Toutefois, les chiffres cités pour ces zones ne sont en rien aussi
dramatiques que ceux annoncés pour la Californie ou la côte est. Sur
les 500
zones postales les plus touchées par les faillites, 130 sont
en
Californie, 22 au Texas, et à population égale, les faillites sont 2
fois plus nombreuses en Californie. Les montants forclos ne sont pas de la même ampleur.
Quand la bulle reste modeste, les emprunteurs tombent de moins haut
lors des retournements de tendance.
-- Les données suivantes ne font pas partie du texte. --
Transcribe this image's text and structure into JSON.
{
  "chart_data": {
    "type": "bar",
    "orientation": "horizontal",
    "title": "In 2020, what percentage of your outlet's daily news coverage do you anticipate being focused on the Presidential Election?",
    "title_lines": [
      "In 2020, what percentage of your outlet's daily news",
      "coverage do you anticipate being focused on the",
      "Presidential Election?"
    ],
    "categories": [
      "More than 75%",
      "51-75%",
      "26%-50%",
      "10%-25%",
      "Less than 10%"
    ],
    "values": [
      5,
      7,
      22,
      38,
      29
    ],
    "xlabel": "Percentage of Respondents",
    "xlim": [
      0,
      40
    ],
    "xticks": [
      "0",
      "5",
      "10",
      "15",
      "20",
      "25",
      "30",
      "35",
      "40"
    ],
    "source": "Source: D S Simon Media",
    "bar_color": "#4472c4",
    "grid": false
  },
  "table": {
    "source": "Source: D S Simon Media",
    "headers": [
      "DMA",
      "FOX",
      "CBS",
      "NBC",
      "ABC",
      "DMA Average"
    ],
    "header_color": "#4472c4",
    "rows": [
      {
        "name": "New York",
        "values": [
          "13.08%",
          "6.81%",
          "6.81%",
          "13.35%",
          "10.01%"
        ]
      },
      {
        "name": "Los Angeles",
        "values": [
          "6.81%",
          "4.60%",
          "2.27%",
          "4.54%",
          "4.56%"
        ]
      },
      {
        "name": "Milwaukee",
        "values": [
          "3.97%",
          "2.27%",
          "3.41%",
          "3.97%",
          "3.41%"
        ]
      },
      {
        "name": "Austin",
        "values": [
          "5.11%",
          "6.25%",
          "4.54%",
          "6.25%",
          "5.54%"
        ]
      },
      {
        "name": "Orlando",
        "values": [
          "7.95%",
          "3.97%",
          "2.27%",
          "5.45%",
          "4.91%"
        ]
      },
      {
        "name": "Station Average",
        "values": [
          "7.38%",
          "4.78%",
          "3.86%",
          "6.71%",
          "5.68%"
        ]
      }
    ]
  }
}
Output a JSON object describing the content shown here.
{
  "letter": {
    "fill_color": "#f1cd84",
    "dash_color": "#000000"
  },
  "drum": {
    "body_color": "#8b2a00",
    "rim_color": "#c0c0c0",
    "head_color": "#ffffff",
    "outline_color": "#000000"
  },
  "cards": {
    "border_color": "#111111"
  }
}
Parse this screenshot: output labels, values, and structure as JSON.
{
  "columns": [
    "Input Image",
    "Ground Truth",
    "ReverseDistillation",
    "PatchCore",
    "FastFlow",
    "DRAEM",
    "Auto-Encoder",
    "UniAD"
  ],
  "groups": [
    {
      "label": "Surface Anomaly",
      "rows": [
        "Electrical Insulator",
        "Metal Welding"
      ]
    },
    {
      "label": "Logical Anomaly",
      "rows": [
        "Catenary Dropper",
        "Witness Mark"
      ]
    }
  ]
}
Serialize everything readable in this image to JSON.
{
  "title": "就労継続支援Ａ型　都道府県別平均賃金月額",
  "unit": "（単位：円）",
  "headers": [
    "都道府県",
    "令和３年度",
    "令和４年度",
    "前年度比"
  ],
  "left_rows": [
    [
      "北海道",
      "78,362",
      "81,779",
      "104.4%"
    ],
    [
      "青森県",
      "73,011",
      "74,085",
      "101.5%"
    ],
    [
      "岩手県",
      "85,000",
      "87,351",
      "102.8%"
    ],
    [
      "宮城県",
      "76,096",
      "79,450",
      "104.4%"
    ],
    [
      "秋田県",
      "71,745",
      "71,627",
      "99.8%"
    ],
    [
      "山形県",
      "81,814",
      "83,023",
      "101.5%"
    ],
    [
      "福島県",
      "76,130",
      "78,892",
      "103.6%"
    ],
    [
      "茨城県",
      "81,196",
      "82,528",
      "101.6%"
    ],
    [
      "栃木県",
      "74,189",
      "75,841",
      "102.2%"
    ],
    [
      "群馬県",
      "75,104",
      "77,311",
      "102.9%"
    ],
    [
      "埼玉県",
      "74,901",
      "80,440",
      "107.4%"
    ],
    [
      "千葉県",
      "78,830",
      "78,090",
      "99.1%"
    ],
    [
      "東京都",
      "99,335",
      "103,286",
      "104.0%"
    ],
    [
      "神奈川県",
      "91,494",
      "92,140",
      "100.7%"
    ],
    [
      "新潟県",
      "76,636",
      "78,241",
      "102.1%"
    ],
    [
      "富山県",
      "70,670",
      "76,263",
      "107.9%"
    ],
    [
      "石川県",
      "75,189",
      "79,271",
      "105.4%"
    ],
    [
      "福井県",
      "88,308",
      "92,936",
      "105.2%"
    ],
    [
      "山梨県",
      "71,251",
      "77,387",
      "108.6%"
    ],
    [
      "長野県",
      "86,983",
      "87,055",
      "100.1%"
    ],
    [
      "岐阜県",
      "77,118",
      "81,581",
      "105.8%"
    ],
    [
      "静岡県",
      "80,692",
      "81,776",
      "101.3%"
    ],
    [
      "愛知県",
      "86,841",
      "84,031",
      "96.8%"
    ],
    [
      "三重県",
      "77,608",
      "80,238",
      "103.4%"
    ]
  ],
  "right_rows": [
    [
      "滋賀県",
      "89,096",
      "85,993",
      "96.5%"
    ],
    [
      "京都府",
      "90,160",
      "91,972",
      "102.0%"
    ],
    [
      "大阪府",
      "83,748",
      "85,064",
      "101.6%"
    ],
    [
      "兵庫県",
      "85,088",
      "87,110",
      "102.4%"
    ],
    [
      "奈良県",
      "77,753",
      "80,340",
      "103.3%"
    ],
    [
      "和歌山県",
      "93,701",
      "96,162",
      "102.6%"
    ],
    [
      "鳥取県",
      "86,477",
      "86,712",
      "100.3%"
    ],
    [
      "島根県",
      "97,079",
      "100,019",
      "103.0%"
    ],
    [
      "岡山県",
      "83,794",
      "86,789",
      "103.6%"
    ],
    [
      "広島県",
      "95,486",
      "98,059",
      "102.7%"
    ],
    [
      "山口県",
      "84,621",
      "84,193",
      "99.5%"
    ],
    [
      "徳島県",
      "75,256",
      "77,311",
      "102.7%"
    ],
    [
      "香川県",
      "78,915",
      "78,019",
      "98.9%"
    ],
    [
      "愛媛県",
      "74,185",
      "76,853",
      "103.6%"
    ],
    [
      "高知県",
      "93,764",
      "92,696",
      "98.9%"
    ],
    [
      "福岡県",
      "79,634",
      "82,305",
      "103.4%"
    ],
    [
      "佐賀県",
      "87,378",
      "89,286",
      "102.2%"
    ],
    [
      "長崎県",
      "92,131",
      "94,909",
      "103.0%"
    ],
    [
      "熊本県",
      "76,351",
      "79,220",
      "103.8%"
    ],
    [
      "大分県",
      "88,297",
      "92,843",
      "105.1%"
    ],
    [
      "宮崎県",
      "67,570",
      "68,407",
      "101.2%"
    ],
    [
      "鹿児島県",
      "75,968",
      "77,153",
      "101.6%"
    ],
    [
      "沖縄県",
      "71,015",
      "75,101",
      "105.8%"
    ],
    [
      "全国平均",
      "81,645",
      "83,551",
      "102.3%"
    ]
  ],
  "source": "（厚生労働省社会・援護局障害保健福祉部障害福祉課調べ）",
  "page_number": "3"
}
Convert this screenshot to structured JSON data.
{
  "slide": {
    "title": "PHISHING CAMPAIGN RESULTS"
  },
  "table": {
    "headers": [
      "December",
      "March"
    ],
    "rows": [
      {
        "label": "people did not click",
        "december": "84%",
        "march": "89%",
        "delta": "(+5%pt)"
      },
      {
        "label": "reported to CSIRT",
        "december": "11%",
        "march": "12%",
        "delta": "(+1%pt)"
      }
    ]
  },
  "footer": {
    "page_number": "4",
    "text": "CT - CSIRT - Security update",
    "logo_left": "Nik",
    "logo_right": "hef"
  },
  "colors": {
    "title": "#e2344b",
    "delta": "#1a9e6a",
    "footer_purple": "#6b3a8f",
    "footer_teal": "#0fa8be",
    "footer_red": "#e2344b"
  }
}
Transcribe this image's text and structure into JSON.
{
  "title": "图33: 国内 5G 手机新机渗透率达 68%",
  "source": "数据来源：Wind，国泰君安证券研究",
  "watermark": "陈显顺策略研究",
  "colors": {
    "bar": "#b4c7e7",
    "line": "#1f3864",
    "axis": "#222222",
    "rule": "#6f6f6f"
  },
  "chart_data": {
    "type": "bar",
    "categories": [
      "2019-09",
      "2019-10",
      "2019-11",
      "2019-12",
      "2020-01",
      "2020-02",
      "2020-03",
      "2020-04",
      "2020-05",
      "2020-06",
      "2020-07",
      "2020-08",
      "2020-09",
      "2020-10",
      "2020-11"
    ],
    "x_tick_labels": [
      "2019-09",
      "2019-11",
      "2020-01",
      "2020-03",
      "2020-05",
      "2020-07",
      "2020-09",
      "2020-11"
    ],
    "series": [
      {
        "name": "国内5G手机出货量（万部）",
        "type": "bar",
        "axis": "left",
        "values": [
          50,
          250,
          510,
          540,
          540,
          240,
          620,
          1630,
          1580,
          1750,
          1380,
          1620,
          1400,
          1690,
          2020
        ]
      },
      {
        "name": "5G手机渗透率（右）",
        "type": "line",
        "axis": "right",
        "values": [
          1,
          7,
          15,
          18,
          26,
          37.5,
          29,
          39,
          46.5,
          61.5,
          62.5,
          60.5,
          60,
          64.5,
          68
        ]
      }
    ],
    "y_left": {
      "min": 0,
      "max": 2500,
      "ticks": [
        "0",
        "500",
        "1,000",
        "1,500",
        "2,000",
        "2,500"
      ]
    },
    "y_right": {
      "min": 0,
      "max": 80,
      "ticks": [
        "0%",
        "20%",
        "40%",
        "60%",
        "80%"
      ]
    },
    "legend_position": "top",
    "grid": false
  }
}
Quant aux propriétaires, même
endettés, ils auront la certitude que la valeur de leur bien ne tombera
pas dans des proportions aussi larges que les malheureux
californiens : en cas de faillite personnelle, la vente de
leur maison devrait éponger leur dette. C’est mieux que rien.
Quant à ceux qui ont fait preuve de mesure dans la détermination de leurs
mensualités, ils ne seront pas vraiment affectés par ces variations.
Il apparaît donc que les réglementations excessives de l’usage des sols
en certaines places ont amplifié à l’excès la bulle immobilière,
plaçant les investisseurs comme les ménages entrants sur le marché du
logement dans des situations fragiles dès le départ. Abroger les lois
qui favorisent la formation de telles bulles serait salutaire - et pas seulement outre Atlantique.
Hausse des taux, Réglementation abusive du sol : le premier
coupable de la formation, puis de l’éclatement de la bulle immobilière
américaine n’est pas « le grand méchant marché »
immobilier,
mais les distorsions que les différents niveaux de puissance publique,
fédérale et fédérées, lui ont infligé.